Downlink and Uplink Decoupling: a Disruptive Architectural Design for 5G Networks

TL;DR

This paper proposes a novel 5G network architecture called Downlink and Uplink Decoupling (DUDe), which improves cell association efficiency by separating downlink and uplink connections based on different criteria.

Contribution

It introduces the DUDe concept and evaluates its benefits through realistic simulations based on real network data and advanced pathloss modeling.

Findings

DUDe significantly improves uplink performance.

Decoupling enhances network capacity in heterogeneous environments.

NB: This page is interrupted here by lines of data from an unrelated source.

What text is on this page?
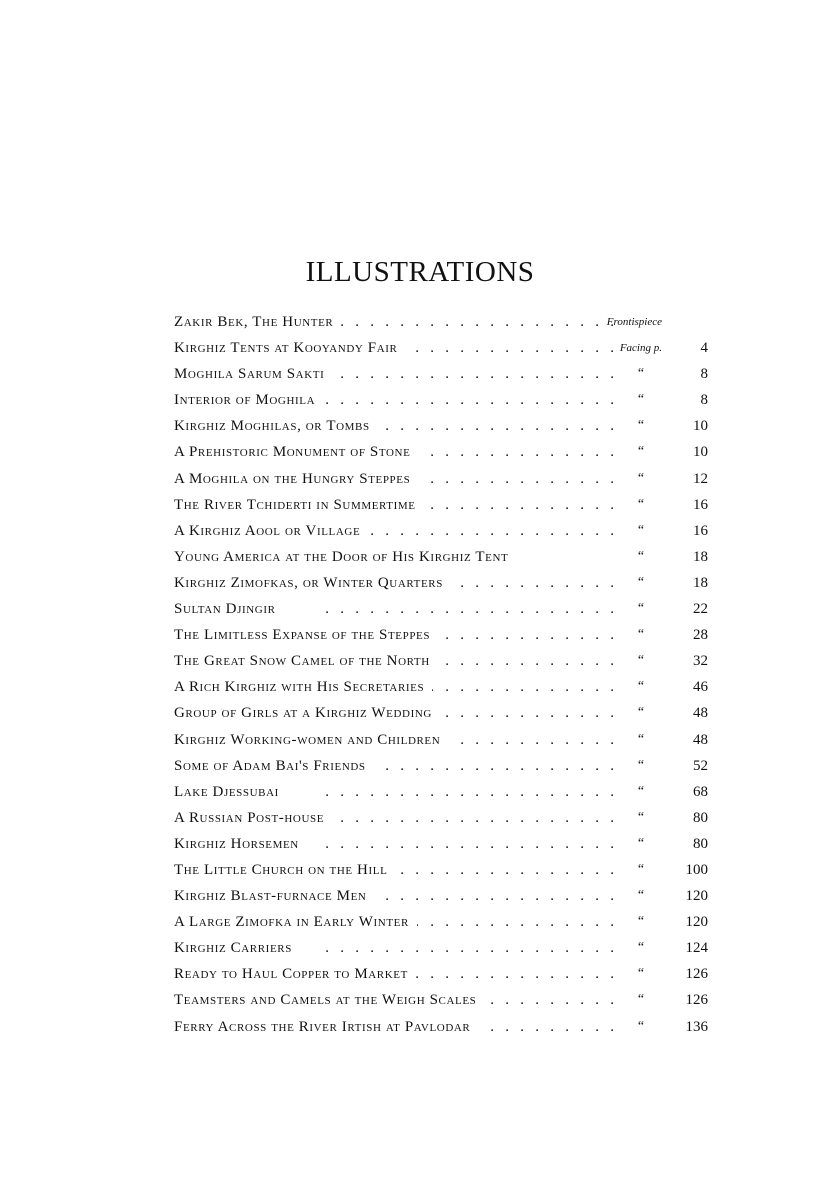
ILLUSTRATIONS
.   .
Zakir Bek, The Hunter	Frontispiece
.   .
Kirghiz Tents at Kooyandy Fair	Facing p.	4
.   .
Moghila Sarum Sakti	“	8
.   .
Interior of Moghila	“	8
.   .
Kirghiz Moghilas, or Tombs	“	10
.   .
A Prehistoric Monument of Stone	“	10
.   .
A Moghila on the Hungry Steppes	“	12
.   .
The River Tchiderti in Summertime	“	16
.   .
A Kirghiz Aool or Village	“	16
Young America at the Door of His Kirghiz Tent	“	18
.   .
Kirghiz Zimofkas, or Winter Quarters	“	18
.   .
Sultan Djingir	“	22
.   .
The Limitless Expanse of the Steppes	“	28
.   .
The Great Snow Camel of the North	“	32
.   .
A Rich Kirghiz with His Secretaries	“	46
.   .
Group of Girls at a Kirghiz Wedding	“	48
.   .
Kirghiz Working-women and Children	“	48
.   .
Some of Adam Bai's Friends	“	52
.   .
Lake Djessubai	“	68
.   .
A Russian Post-house	“	80
.   .
Kirghiz Horsemen	“	80
.   .
The Little Church on the Hill	“	100
.   .
Kirghiz Blast-furnace Men	“	120
.   .
A Large Zimofka in Early Winter	“	120
.   .
Kirghiz Carriers	“	124
.   .
Ready to Haul Copper to Market	“	126
.   .
Teamsters and Camels at the Weigh Scales	“	126
.   .
Ferry Across the River Irtish at Pavlodar	“	136
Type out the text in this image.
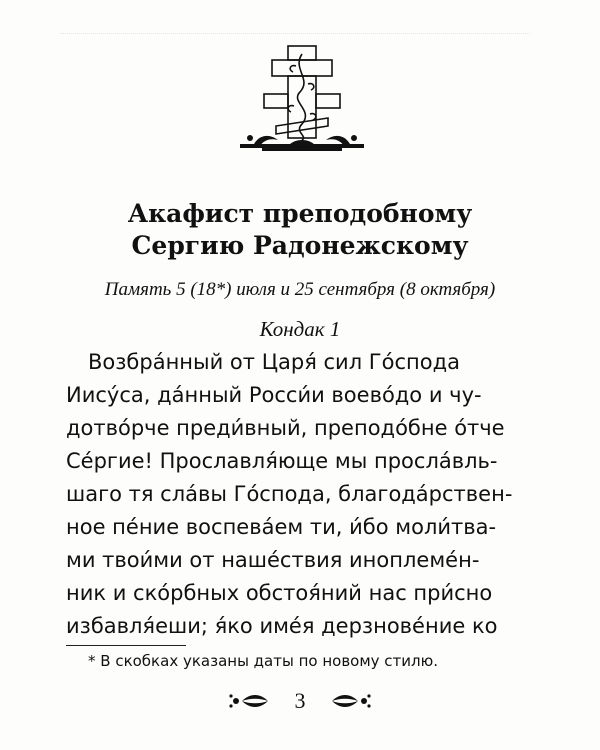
Акафист преподобному
Сергию Радонежскому
Память 5 (18*) июля и 25 сентября (8 октября)
Кондак 1
Возбра́нный от Царя́ сил Го́спода
Иису́са, да́нный Росси́и воево́до и чу-
дотво́рче преди́вный, преподо́бне о́тче
Се́ргие! Прославля́юще мы просла́вль-
шаго тя сла́вы Го́спода, благода́рствен-
ное пе́ние воспева́ем ти, и́бо моли́тва-
ми твои́ми от наше́ствия иноплеме́н-
ник и ско́рбных обстоя́ний нас при́сно
избавля́еши; я́ко име́я дерзнове́ние ко
* В скобках указаны даты по новому стилю.
3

Simulation results show notable gains over traditional association methods.

Abstract

Cell association in cellular networks has traditionally been based on the downlink received signal power only, despite the fact that up and downlink transmission powers and interference levels differed significantly. This approach was adequate in homogeneous networks with macro base stations all having similar transmission power levels. However, with the growth of heterogeneous networks where there is a big disparity in the transmit power of the different base station types, this approach is highly inefficient. In this paper, we study the notion of Downlink and Uplink Decoupling (DUDe) where the downlink cell association is based on the downlink received power while the uplink is based on the pathloss. We present the motivation and assess the gains of this 5G design approach with simulations that are based on Vodafone's LTE field trial network in a dense urban area, employing a high resolution ray-tracing pathloss prediction and realistic traffic maps based on live network measurements.